Configorama defaults to ${...} because that is familiar in deployment config. Some projects already use ${...} for CloudFormation, Serverless, Terraform, shell, VTL, or another templating layer. In those projects, change Configorama’s wrapper instead of fighting the other system.

Use buildVariableSyntax(prefix, suffix) to generate the regex for a custom wrapper:

resolve-config.js
const configorama = require('configorama') const { buildVariableSyntax } = configorama const config = await configorama('config.yml', { syntax: buildVariableSyntax('<<', '>>') })

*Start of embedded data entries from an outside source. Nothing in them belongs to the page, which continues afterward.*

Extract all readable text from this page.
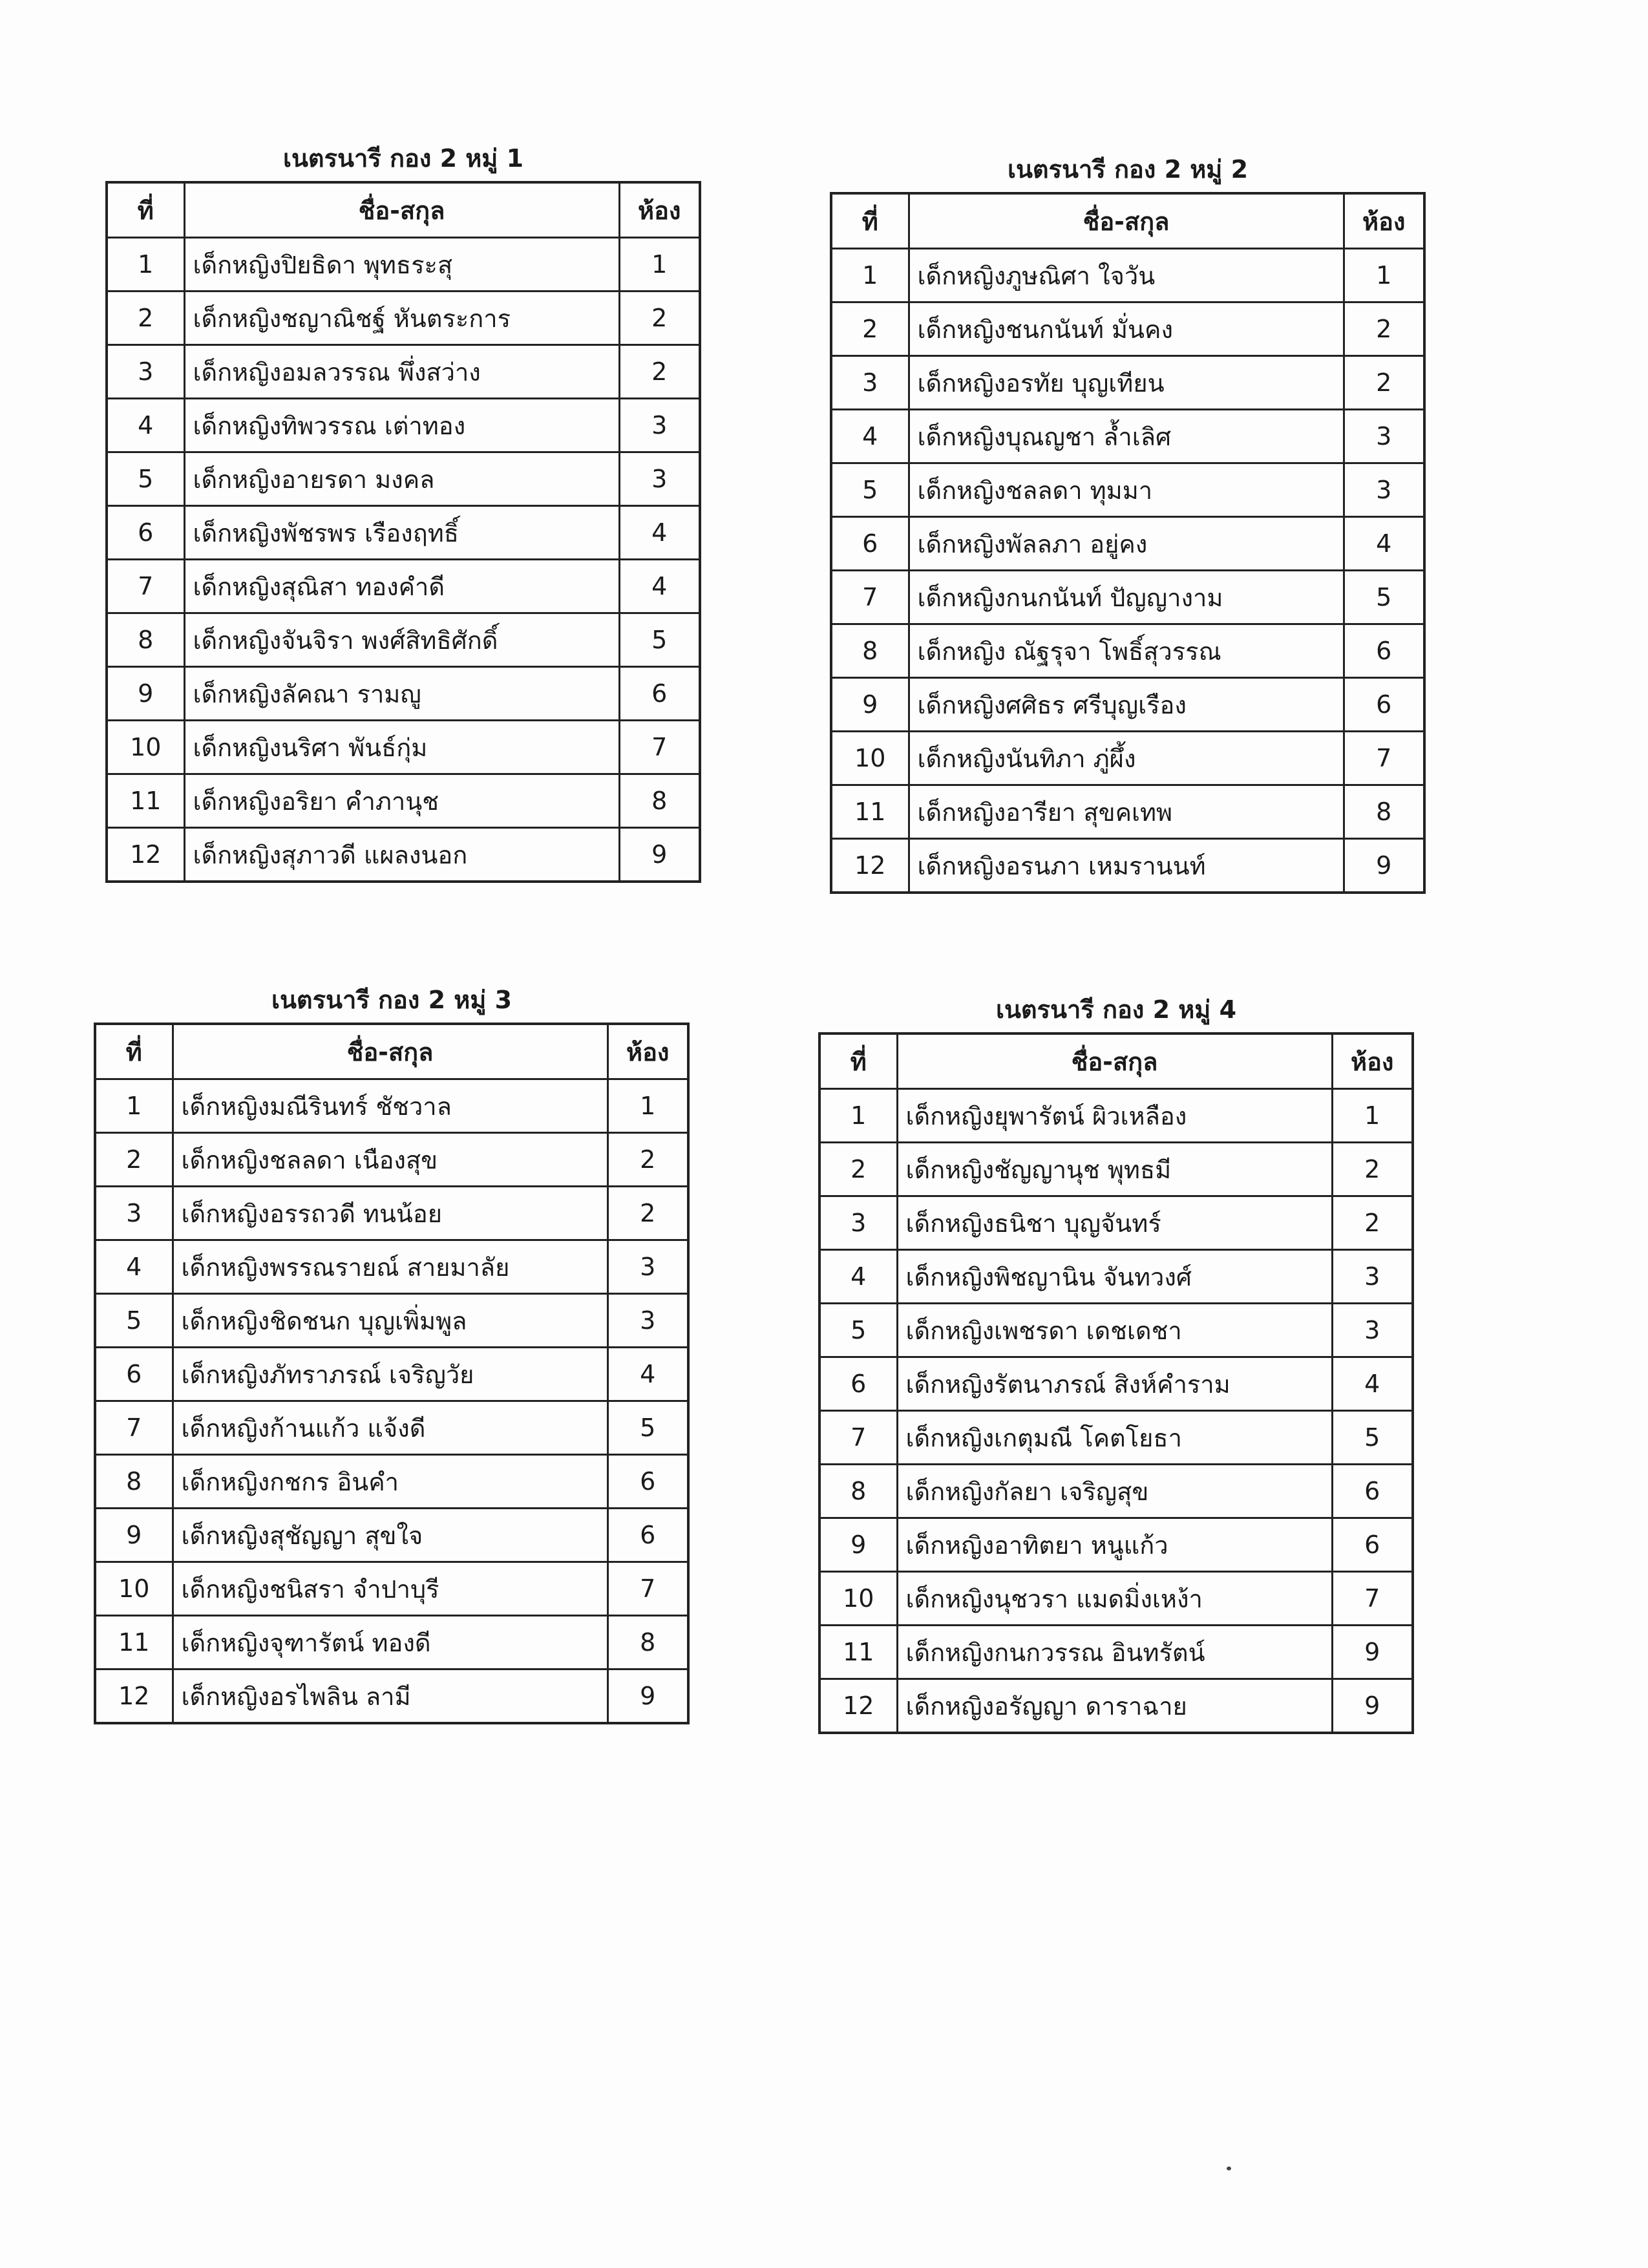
เนตรนารี กอง 2 หมู่ 1
ที่	ชื่อ-สกุล	ห้อง
1	เด็กหญิงปิยธิดา พุทธระสุ	1
2	เด็กหญิงชญาณิชฐ์ หันตระการ	2
3	เด็กหญิงอมลวรรณ พึ่งสว่าง	2
4	เด็กหญิงทิพวรรณ เต่าทอง	3
5	เด็กหญิงอายรดา มงคล	3
6	เด็กหญิงพัชรพร เรืองฤทธิ์	4
7	เด็กหญิงสุณิสา ทองคำดี	4
8	เด็กหญิงจันจิรา พงศ์สิทธิศักดิ์	5
9	เด็กหญิงลัคณา รามญู	6
10	เด็กหญิงนริศา พันธ์กุ่ม	7
11	เด็กหญิงอริยา คำภานุช	8
12	เด็กหญิงสุภาวดี แผลงนอก	9
เนตรนารี กอง 2 หมู่ 2
ที่	ชื่อ-สกุล	ห้อง
1	เด็กหญิงภูษณิศา ใจวัน	1
2	เด็กหญิงชนกนันท์ มั่นคง	2
3	เด็กหญิงอรทัย บุญเทียน	2
4	เด็กหญิงบุณญชา ล้ำเลิศ	3
5	เด็กหญิงชลลดา ทุมมา	3
6	เด็กหญิงพัลลภา อยู่คง	4
7	เด็กหญิงกนกนันท์ ปัญญางาม	5
8	เด็กหญิง ณัฐรุจา โพธิ์สุวรรณ	6
9	เด็กหญิงศศิธร ศรีบุญเรือง	6
10	เด็กหญิงนันทิภา ภู่ผึ้ง	7
11	เด็กหญิงอารียา สุขคเทพ	8
12	เด็กหญิงอรนภา เหมรานนท์	9
เนตรนารี กอง 2 หมู่ 3
ที่	ชื่อ-สกุล	ห้อง
1	เด็กหญิงมณีรินทร์ ชัชวาล	1
2	เด็กหญิงชลลดา เนืองสุข	2
3	เด็กหญิงอรรถวดี ทนน้อย	2
4	เด็กหญิงพรรณรายณ์ สายมาลัย	3
5	เด็กหญิงชิดชนก บุญเพิ่มพูล	3
6	เด็กหญิงภัทราภรณ์ เจริญวัย	4
7	เด็กหญิงก้านแก้ว แจ้งดี	5
8	เด็กหญิงกชกร อินคำ	6
9	เด็กหญิงสุชัญญา สุขใจ	6
10	เด็กหญิงชนิสรา จำปาบุรี	7
11	เด็กหญิงจุฑารัตน์ ทองดี	8
12	เด็กหญิงอรไพลิน ลามี	9
เนตรนารี กอง 2 หมู่ 4
ที่	ชื่อ-สกุล	ห้อง
1	เด็กหญิงยุพารัตน์ ผิวเหลือง	1
2	เด็กหญิงชัญญานุช พุทธมี	2
3	เด็กหญิงธนิชา บุญจันทร์	2
4	เด็กหญิงพิชญานิน จันทวงศ์	3
5	เด็กหญิงเพชรดา เดชเดชา	3
6	เด็กหญิงรัตนาภรณ์ สิงห์คำราม	4
7	เด็กหญิงเกตุมณี โคตโยธา	5
8	เด็กหญิงกัลยา เจริญสุข	6
9	เด็กหญิงอาทิตยา หนูแก้ว	6
10	เด็กหญิงนุชวรา แมดมิ่งเหง้า	7
11	เด็กหญิงกนกวรรณ อินทรัตน์	9
12	เด็กหญิงอรัญญา ดาราฉาย	9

Then write Configorama variables with that wrapper:

config.yml
stage: <<opt:stage, "dev">> serviceUrl: https://api.example.com/<<stage>> resources: Outputs: Endpoint: Value: Fn::Sub: https://${ApiGatewayRestApi}.execute-api.${AWS::Region}.amazonaws.com

With that setup, Configorama resolves <<opt:stage, "dev">> and <<stage>>. The ${...} strings stay untouched for the platform that owns them.

Common wrappers

buildVariableSyntax('<<', '>>') // <<opt:stage, "dev">> buildVariableSyntax('[[', ']]') // [[file(./settings.yml):name]] buildVariableSyntax('#{', '}') // #{param:domain} buildVariableSyntax('{'.repeat(2), '}'.repeat(2)) // double-curly wrapper

Use delimiters that do not already mean something in the files you are resolving. For CloudFormation and Serverless, <<...>> is usually easier to scan than another brace-based wrapper.

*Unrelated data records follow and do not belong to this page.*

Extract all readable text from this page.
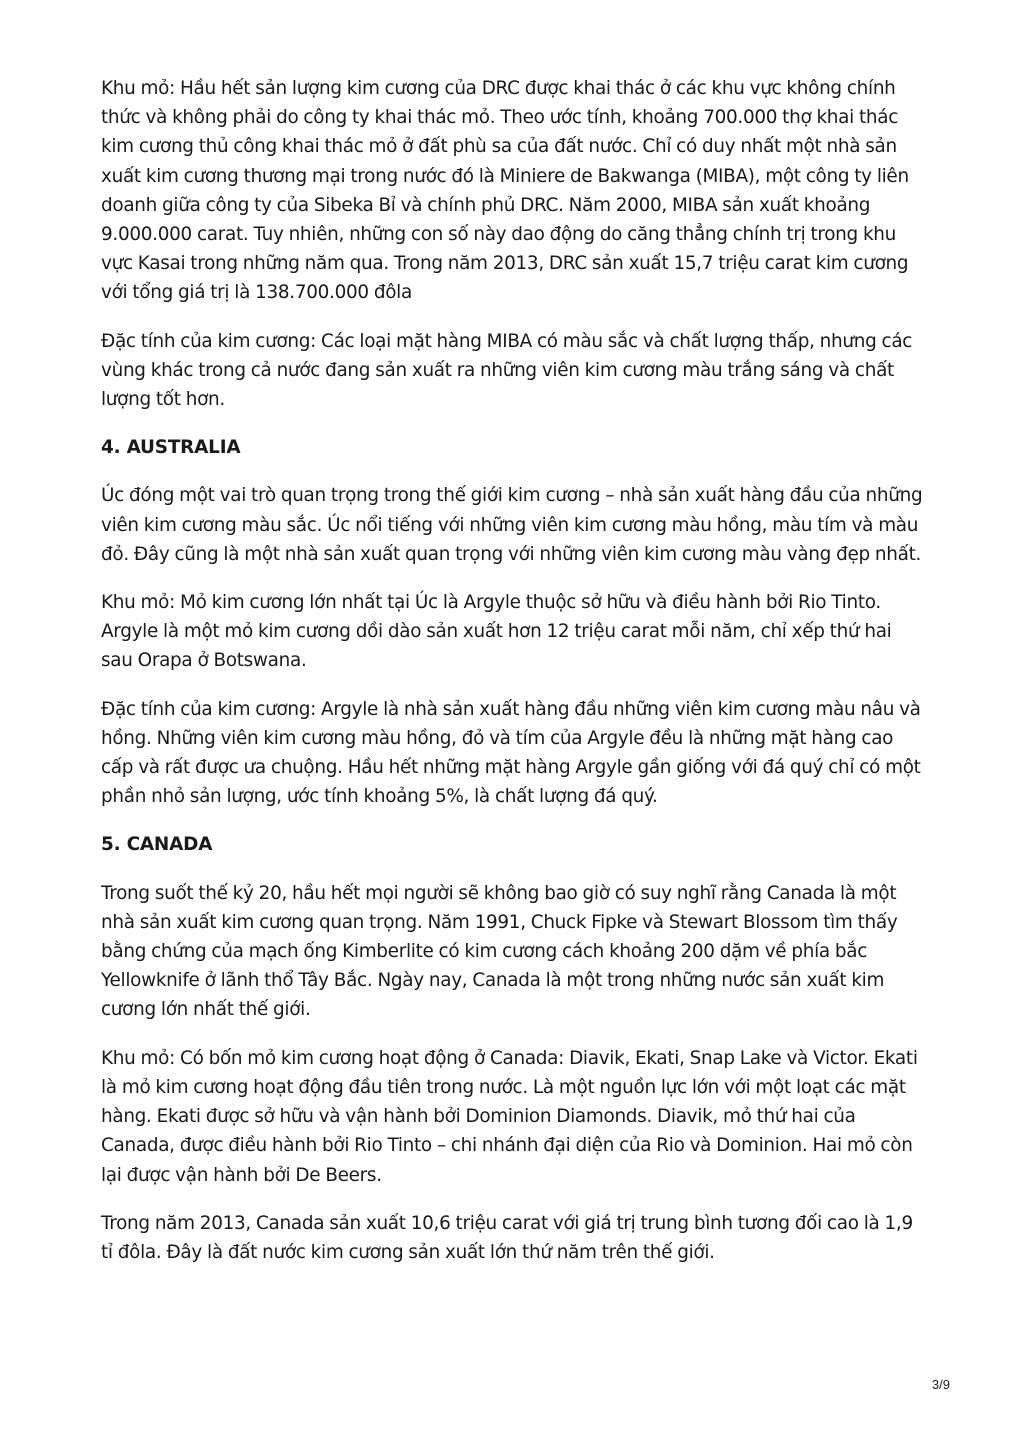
Khu mỏ: Hầu hết sản lượng kim cương của DRC được khai thác ở các khu vực không chính thức và không phải do công ty khai thác mỏ. Theo ước tính, khoảng 700.000 thợ khai thác kim cương thủ công khai thác mỏ ở đất phù sa của đất nước. Chỉ có duy nhất một nhà sản xuất kim cương thương mại trong nước đó là Miniere de Bakwanga (MIBA), một công ty liên doanh giữa công ty của Sibeka Bỉ và chính phủ DRC. Năm 2000, MIBA sản xuất khoảng 9.000.000 carat. Tuy nhiên, những con số này dao động do căng thẳng chính trị trong khu vực Kasai trong những năm qua. Trong năm 2013, DRC sản xuất 15,7 triệu carat kim cương với tổng giá trị là 138.700.000 đôla

Đặc tính của kim cương: Các loại mặt hàng MIBA có màu sắc và chất lượng thấp, nhưng các vùng khác trong cả nước đang sản xuất ra những viên kim cương màu trắng sáng và chất lượng tốt hơn.

4. AUSTRALIA

Úc đóng một vai trò quan trọng trong thế giới kim cương – nhà sản xuất hàng đầu của những viên kim cương màu sắc. Úc nổi tiếng với những viên kim cương màu hồng, màu tím và màu đỏ. Đây cũng là một nhà sản xuất quan trọng với những viên kim cương màu vàng đẹp nhất.

Khu mỏ: Mỏ kim cương lớn nhất tại Úc là Argyle thuộc sở hữu và điều hành bởi Rio Tinto. Argyle là một mỏ kim cương dồi dào sản xuất hơn 12 triệu carat mỗi năm, chỉ xếp thứ hai sau Orapa ở Botswana.

Đặc tính của kim cương: Argyle là nhà sản xuất hàng đầu những viên kim cương màu nâu và hồng. Những viên kim cương màu hồng, đỏ và tím của Argyle đều là những mặt hàng cao cấp và rất được ưa chuộng. Hầu hết những mặt hàng Argyle gần giống với đá quý chỉ có một phần nhỏ sản lượng, ước tính khoảng 5%, là chất lượng đá quý.

5. CANADA

Trong suốt thế kỷ 20, hầu hết mọi người sẽ không bao giờ có suy nghĩ rằng Canada là một nhà sản xuất kim cương quan trọng. Năm 1991, Chuck Fipke và Stewart Blossom tìm thấy bằng chứng của mạch ống Kimberlite có kim cương cách khoảng 200 dặm về phía bắc Yellowknife ở lãnh thổ Tây Bắc. Ngày nay, Canada là một trong những nước sản xuất kim cương lớn nhất thế giới.

Khu mỏ: Có bốn mỏ kim cương hoạt động ở Canada: Diavik, Ekati, Snap Lake và Victor. Ekati là mỏ kim cương hoạt động đầu tiên trong nước. Là một nguồn lực lớn với một loạt các mặt hàng. Ekati được sở hữu và vận hành bởi Dominion Diamonds. Diavik, mỏ thứ hai của Canada, được điều hành bởi Rio Tinto – chi nhánh đại diện của Rio và Dominion. Hai mỏ còn lại được vận hành bởi De Beers.

Trong năm 2013, Canada sản xuất 10,6 triệu carat với giá trị trung bình tương đối cao là 1,9 tỉ đôla. Đây là đất nước kim cương sản xuất lớn thứ năm trên thế giới.

3/9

Pick one wrapper per project. Mixing wrappers in the same config makes static inspection and troubleshooting harder.

Regular expressions

You can pass a custom regular expression when a project already has a wrapper convention.

resolve-config.js
const config = await configorama('config.yml', { syntax: /<<([ ~:a-zA-Z0-9=+!@#%*<>?._'",|\-\/()\\]+?)>>/g })

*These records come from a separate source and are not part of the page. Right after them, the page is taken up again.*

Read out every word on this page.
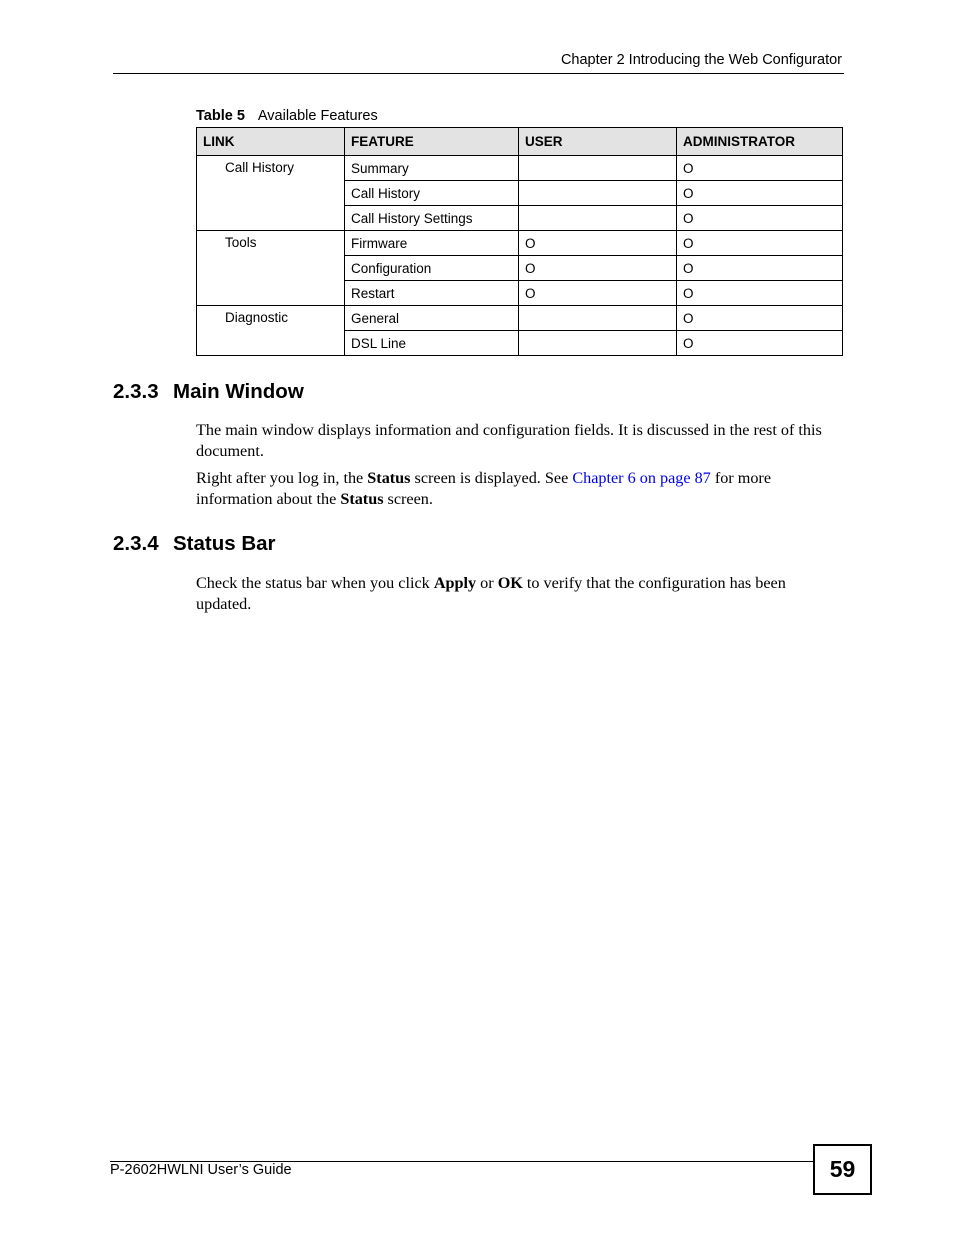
Chapter 2 Introducing the Web Configurator
Table 5 Available Features
LINK	FEATURE	USER	ADMINISTRATOR
Call History	Summary		O
	Call History		O
	Call History Settings		O
Tools	Firmware	O	O
	Configuration	O	O
	Restart	O	O
Diagnostic	General		O
	DSL Line		O
2.3.3 Main Window

The main window displays information and configuration fields. It is discussed in the rest of this document.

Right after you log in, the Status screen is displayed. See Chapter 6 on page 87 for more information about the Status screen.

2.3.4 Status Bar

Check the status bar when you click Apply or OK to verify that the configuration has been updated.

P-2602HWLNI User’s Guide	59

Prefer buildVariableSyntax(...) unless you need full control over the character class.

HCL defaults

When loading .tf or .hcl files directly, Configorama uses $[...] by default so Terraform’s native ${...} interpolation remains Terraform’s. If you import HCL from another config format with file(), the parent config’s syntax applies.

See CloudFormation compatibility, formats and semantics, and API reference for related settings.